Dr. Öğr. Üyesi Alış, şöyle devam etti: "Bu açıdan hastalığın hızını kesebilecek her türlü kısıtlama ve uygulamaya muhtaç durumdayız. Çünkü sağlık çalışanları, kapıdaki güvenliğinden başhekimine kadar inanılmaz bir özveriyle mücadele ediyor. Bu bir 100 metre koşusu değil. En erken Mart-Nisan 2021 tarihlerine kadar devam edecek olan bir maraton. Bu nedenle tüm önlemlere hassasiyet göstermeliyiz."
"SEMPTOMU OLANLAR İLAÇLARI KULLANMALI"
koronavirüs tedavisinde kullanılan ilaçlarla ilgili tartışmalara da değinen Dr. Öğr. Üyesi Alış, "Bugün semptom göstermeyen ve kendini iyi hisseden hastanın 4 gün sonra nasıl olabileceğinin bir garantisi bulunmuyor. Bu nedenle koronavirüs tanısı konan hasta, eğer semptom gösteriyorsa, verilen ilaçları kesinlikle kullanmalı. Tabii ki kendi özel durumlarını ilaçları getiren filyasyon ekibiyle değerlendirmelerinde yarar var. Tekrar söylemek gerekirse, koronavirüs'ün seyrini altta yatan kronik hastalık ve hangi gün müdahale edildiği gibi etmenler de belirliyor. Dolayısıyla, zaman zaman ne yaparsak yapalım hastalık ağırlaşıyor. 'İlaç kullanmadan önce iyiydi, ilaca başladıktan sonra ağırlaştı' iddiaları ancak istisnai durumlarda geçerlilik kazanabilir. Belki ilaç hastalığın ağırlaşmasını o kadar durdurabildi, bilemeyiz" şeklinde konuştu.

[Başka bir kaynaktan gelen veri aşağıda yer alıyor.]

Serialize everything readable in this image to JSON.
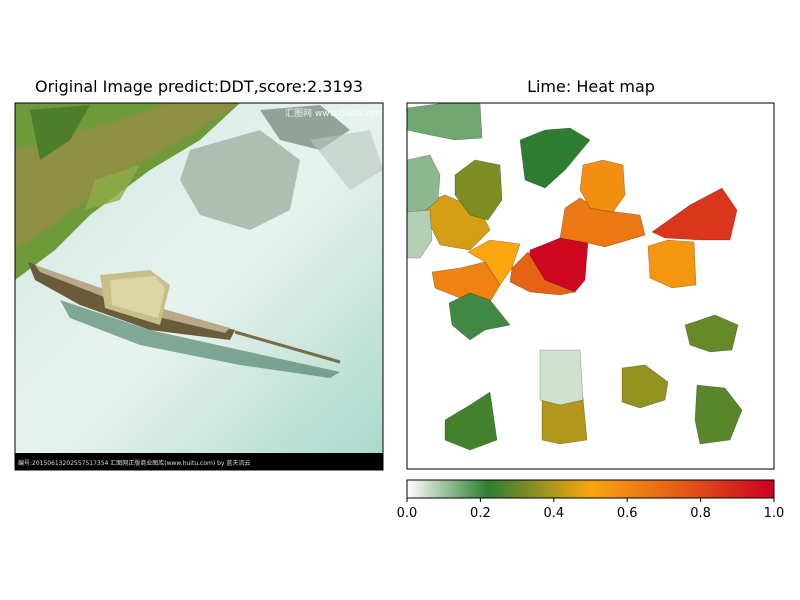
{
  "left_panel": {
    "title": "Original Image predict:DDT,score:2.3193"
  },
  "right_panel": {
    "title": "Lime: Heat map"
  },
  "image_text": {
    "watermark": "汇图网 www.huitu.com",
    "caption": "编号:20150613202557517354  汇图网正版商业图库(www.huitu.com) by 蓝天流云"
  },
  "chart_data": {
    "type": "heatmap",
    "title": "Lime: Heat map",
    "colorbar": {
      "range": [
        0.0,
        1.0
      ],
      "ticks": [
        0.0,
        0.2,
        0.4,
        0.6,
        0.8,
        1.0
      ],
      "tick_labels": [
        "0.0",
        "0.2",
        "0.4",
        "0.6",
        "0.8",
        "1.0"
      ],
      "colors": [
        "#ffffff",
        "#2e7d32",
        "#f9a60f",
        "#cc0022"
      ],
      "orientation": "horizontal",
      "placement": "bottom"
    },
    "regions": [
      {
        "value": 0.98
      },
      {
        "value": 0.85
      },
      {
        "value": 0.72
      },
      {
        "value": 0.65
      },
      {
        "value": 0.62
      },
      {
        "value": 0.58
      },
      {
        "value": 0.55
      },
      {
        "value": 0.5
      },
      {
        "value": 0.45
      },
      {
        "value": 0.4
      },
      {
        "value": 0.36
      },
      {
        "value": 0.33
      },
      {
        "value": 0.3
      },
      {
        "value": 0.28
      },
      {
        "value": 0.25
      },
      {
        "value": 0.22
      },
      {
        "value": 0.2
      },
      {
        "value": 0.15
      },
      {
        "value": 0.12
      },
      {
        "value": 0.08
      },
      {
        "value": 0.05
      }
    ]
  }
}
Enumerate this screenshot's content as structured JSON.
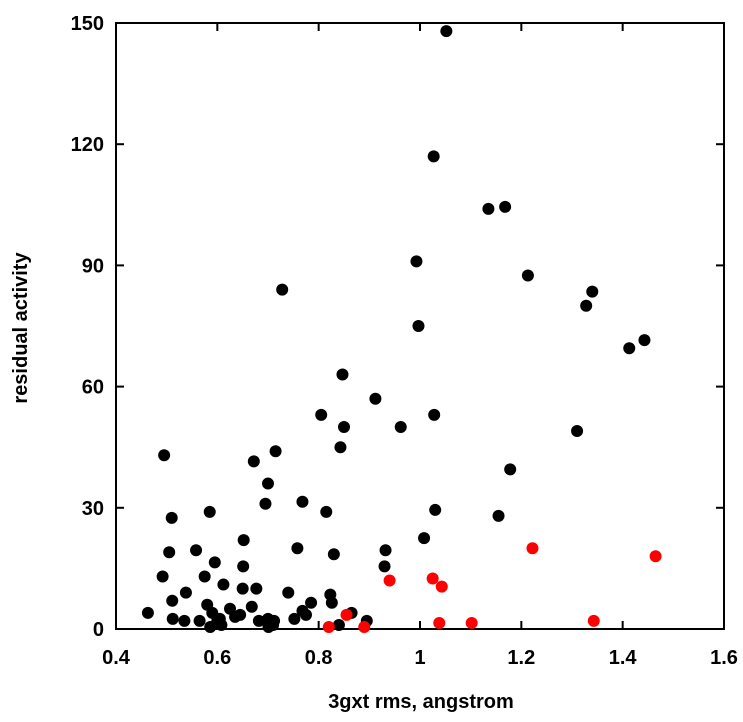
{
  "chart_data": {
    "type": "scatter",
    "title": "",
    "xlabel": "3gxt rms, angstrom",
    "ylabel": "residual activity",
    "xlim": [
      0.4,
      1.6
    ],
    "ylim": [
      0,
      150
    ],
    "xticks": [
      0.4,
      0.6,
      0.8,
      1.0,
      1.2,
      1.4,
      1.6
    ],
    "xtick_labels": [
      "0.4",
      "0.6",
      "0.8",
      "1",
      "1.2",
      "1.4",
      "1.6"
    ],
    "yticks": [
      0,
      30,
      60,
      90,
      120,
      150
    ],
    "ytick_labels": [
      "0",
      "30",
      "60",
      "90",
      "120",
      "150"
    ],
    "grid": false,
    "series": [
      {
        "color": "#000000",
        "points": [
          [
            0.463,
            4
          ],
          [
            0.492,
            13
          ],
          [
            0.495,
            43
          ],
          [
            0.505,
            19
          ],
          [
            0.51,
            27.5
          ],
          [
            0.511,
            7
          ],
          [
            0.512,
            2.5
          ],
          [
            0.535,
            2
          ],
          [
            0.538,
            9
          ],
          [
            0.558,
            19.5
          ],
          [
            0.565,
            2
          ],
          [
            0.575,
            13
          ],
          [
            0.58,
            6
          ],
          [
            0.585,
            29
          ],
          [
            0.586,
            0.5
          ],
          [
            0.59,
            4
          ],
          [
            0.595,
            16.5
          ],
          [
            0.6,
            2
          ],
          [
            0.605,
            2.5
          ],
          [
            0.608,
            1
          ],
          [
            0.612,
            11
          ],
          [
            0.625,
            5
          ],
          [
            0.635,
            3
          ],
          [
            0.645,
            3.5
          ],
          [
            0.65,
            10
          ],
          [
            0.651,
            15.5
          ],
          [
            0.652,
            22
          ],
          [
            0.668,
            5.5
          ],
          [
            0.672,
            41.5
          ],
          [
            0.677,
            10
          ],
          [
            0.682,
            2
          ],
          [
            0.695,
            31
          ],
          [
            0.7,
            2.5
          ],
          [
            0.7,
            36
          ],
          [
            0.701,
            0.5
          ],
          [
            0.702,
            1.5
          ],
          [
            0.71,
            1
          ],
          [
            0.712,
            2
          ],
          [
            0.715,
            44
          ],
          [
            0.728,
            84
          ],
          [
            0.74,
            9
          ],
          [
            0.752,
            2.5
          ],
          [
            0.758,
            20
          ],
          [
            0.768,
            31.5
          ],
          [
            0.768,
            4.5
          ],
          [
            0.775,
            3.5
          ],
          [
            0.785,
            6.5
          ],
          [
            0.805,
            53
          ],
          [
            0.815,
            29
          ],
          [
            0.823,
            8.5
          ],
          [
            0.826,
            6.5
          ],
          [
            0.83,
            18.5
          ],
          [
            0.84,
            1
          ],
          [
            0.843,
            45
          ],
          [
            0.847,
            63
          ],
          [
            0.85,
            50
          ],
          [
            0.865,
            4
          ],
          [
            0.895,
            2
          ],
          [
            0.912,
            57
          ],
          [
            0.93,
            15.5
          ],
          [
            0.932,
            19.5
          ],
          [
            0.962,
            50
          ],
          [
            0.993,
            91
          ],
          [
            0.997,
            75
          ],
          [
            1.008,
            22.5
          ],
          [
            1.027,
            117
          ],
          [
            1.028,
            53
          ],
          [
            1.03,
            29.5
          ],
          [
            1.052,
            148
          ],
          [
            1.135,
            104
          ],
          [
            1.155,
            28
          ],
          [
            1.168,
            104.5
          ],
          [
            1.178,
            39.5
          ],
          [
            1.213,
            87.5
          ],
          [
            1.31,
            49
          ],
          [
            1.328,
            80
          ],
          [
            1.34,
            83.5
          ],
          [
            1.413,
            69.5
          ],
          [
            1.443,
            71.5
          ]
        ]
      },
      {
        "color": "#ff0000",
        "points": [
          [
            0.82,
            0.5
          ],
          [
            0.855,
            3.5
          ],
          [
            0.89,
            0.5
          ],
          [
            0.94,
            12
          ],
          [
            1.025,
            12.5
          ],
          [
            1.038,
            1.5
          ],
          [
            1.043,
            10.5
          ],
          [
            1.102,
            1.5
          ],
          [
            1.222,
            20
          ],
          [
            1.343,
            2
          ],
          [
            1.465,
            18
          ]
        ]
      }
    ]
  }
}
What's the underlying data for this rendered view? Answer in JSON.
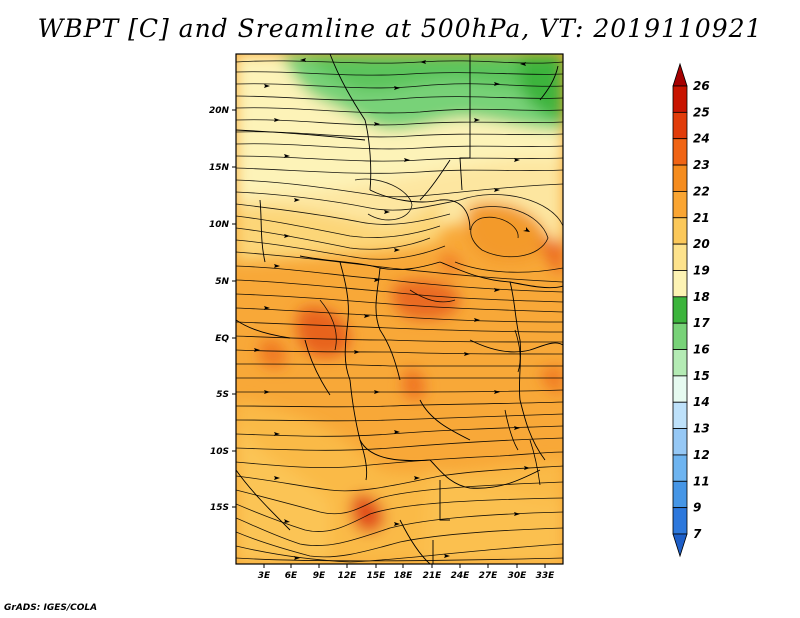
{
  "title": "WBPT [C] and Sreamline at 500hPa, VT: 2019110921",
  "credit": "GrADS: IGES/COLA",
  "map": {
    "variable": "Wet-bulb potential temperature (WBPT) with streamlines",
    "level": "500hPa",
    "valid_time": "2019110921",
    "lat_labels": [
      "20N",
      "15N",
      "10N",
      "5N",
      "EQ",
      "5S",
      "10S",
      "15S"
    ],
    "lon_labels": [
      "3E",
      "6E",
      "9E",
      "12E",
      "15E",
      "18E",
      "21E",
      "24E",
      "27E",
      "30E",
      "33E"
    ]
  },
  "colorbar": {
    "levels": [
      "26",
      "25",
      "24",
      "23",
      "22",
      "21",
      "20",
      "19",
      "18",
      "17",
      "16",
      "15",
      "14",
      "13",
      "12",
      "11",
      "9",
      "7"
    ],
    "colors": [
      "#a50000",
      "#c81400",
      "#e13c0a",
      "#f06414",
      "#f58c1e",
      "#faa532",
      "#fbc85a",
      "#fde28c",
      "#fdf3b4",
      "#3cb43c",
      "#78d278",
      "#b4ebb4",
      "#e6faf0",
      "#bee1fa",
      "#96c8f5",
      "#6eb4f0",
      "#4696e6",
      "#2d78dc",
      "#1e5fc8"
    ]
  }
}
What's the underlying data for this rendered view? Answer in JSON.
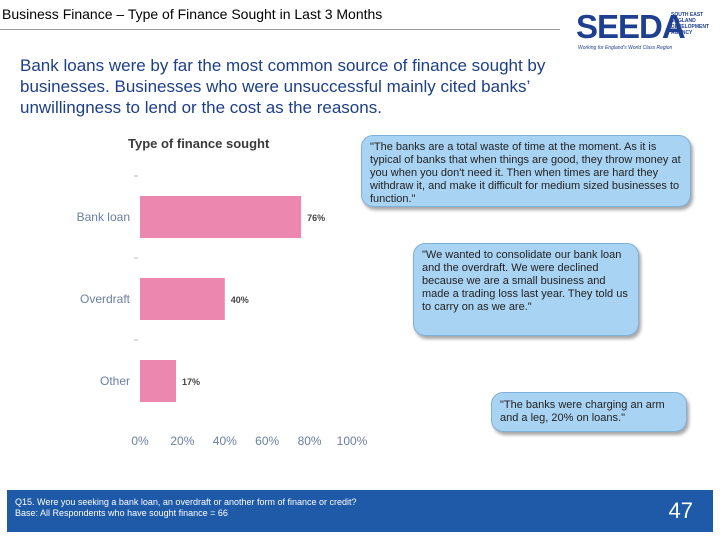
{
  "header": {
    "title": "Business Finance – Type of Finance Sought in Last 3 Months"
  },
  "logo": {
    "wordmark": "SEEDA",
    "side_text": "SOUTH EAST ENGLAND DEVELOPMENT AGENCY",
    "tagline": "Working for England's World Class Region"
  },
  "headline": "Bank loans were by far the most common source of finance sought by businesses. Businesses who were unsuccessful mainly cited banks’ unwillingness to lend or the cost as the reasons.",
  "chart_data": {
    "type": "bar",
    "orientation": "horizontal",
    "title": "Type of finance sought",
    "categories": [
      "Bank loan",
      "Overdraft",
      "Other"
    ],
    "values": [
      76,
      40,
      17
    ],
    "value_labels": [
      "76%",
      "40%",
      "17%"
    ],
    "xlim": [
      0,
      100
    ],
    "x_ticks": [
      "0%",
      "20%",
      "40%",
      "60%",
      "80%",
      "100%"
    ],
    "bar_color": "#ec87b0",
    "grid": false
  },
  "quotes": [
    "\"The banks are a total waste of time at the moment. As it is typical of banks that when things are good, they throw money at you when you don't need it. Then when times are hard they withdraw it, and make it difficult for medium sized businesses to function.\"",
    "\"We wanted to consolidate our bank loan and the overdraft. We were declined because we are a small business and made a trading loss last year. They told us to carry on as we are.\"",
    "\"The banks were charging an arm and a leg, 20% on loans.\""
  ],
  "footer": {
    "question": "Q15. Were you seeking a bank loan, an overdraft or another form of finance or credit?",
    "base": "Base: All Respondents who have sought finance = 66",
    "page_number": "47"
  }
}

"SEMPTOM VARSA HEMEN TEST YAPTIRIN"
PCR testlerinde yaşanan kimi hataları da değerlendiren Dr. Öğr. Esra Alış, "Bu çoğunlukla yanlış zamanda test yaptırmaktan kaynaklanıyor. Temasta olduğumuz bir şahsın pozitif çıkması üzerine, semptom yoksa hemen test yaptırmak çok hatalı bir davranış. Semptom varsa hemen test yaptırmak doğru tabii. Ancak Türkiye için ortalama bulaş süresi 5 ilâ 7 gün arasında değişiyor. Dolayısıyla, eğer semptom yoksa, temastan en az 7 gün sonra test yaptırıldığı takdirde daha sağlıklı bir sonuca ulaşabilir. Çünkü hemen ertesi gün test yaptırıldığında virüs henüz testle tespit edilecek yoğunluğa ulaşmamış olabiliyor. Vatandaş da 'Ben test yaptırdım, negatif çıktı' diye rehavete kapılabiliyor. Dolayısıyla birkaç gün bekleyip sonra test yaptırmak hem testin isabeti açısından hem de sağlık sistemine fuzuli yük bindirmemek açısından daha doğru bir hareket. Çünkü gereksiz yaptırılan her test fazladan bir külfet oluyor" diye konuştu.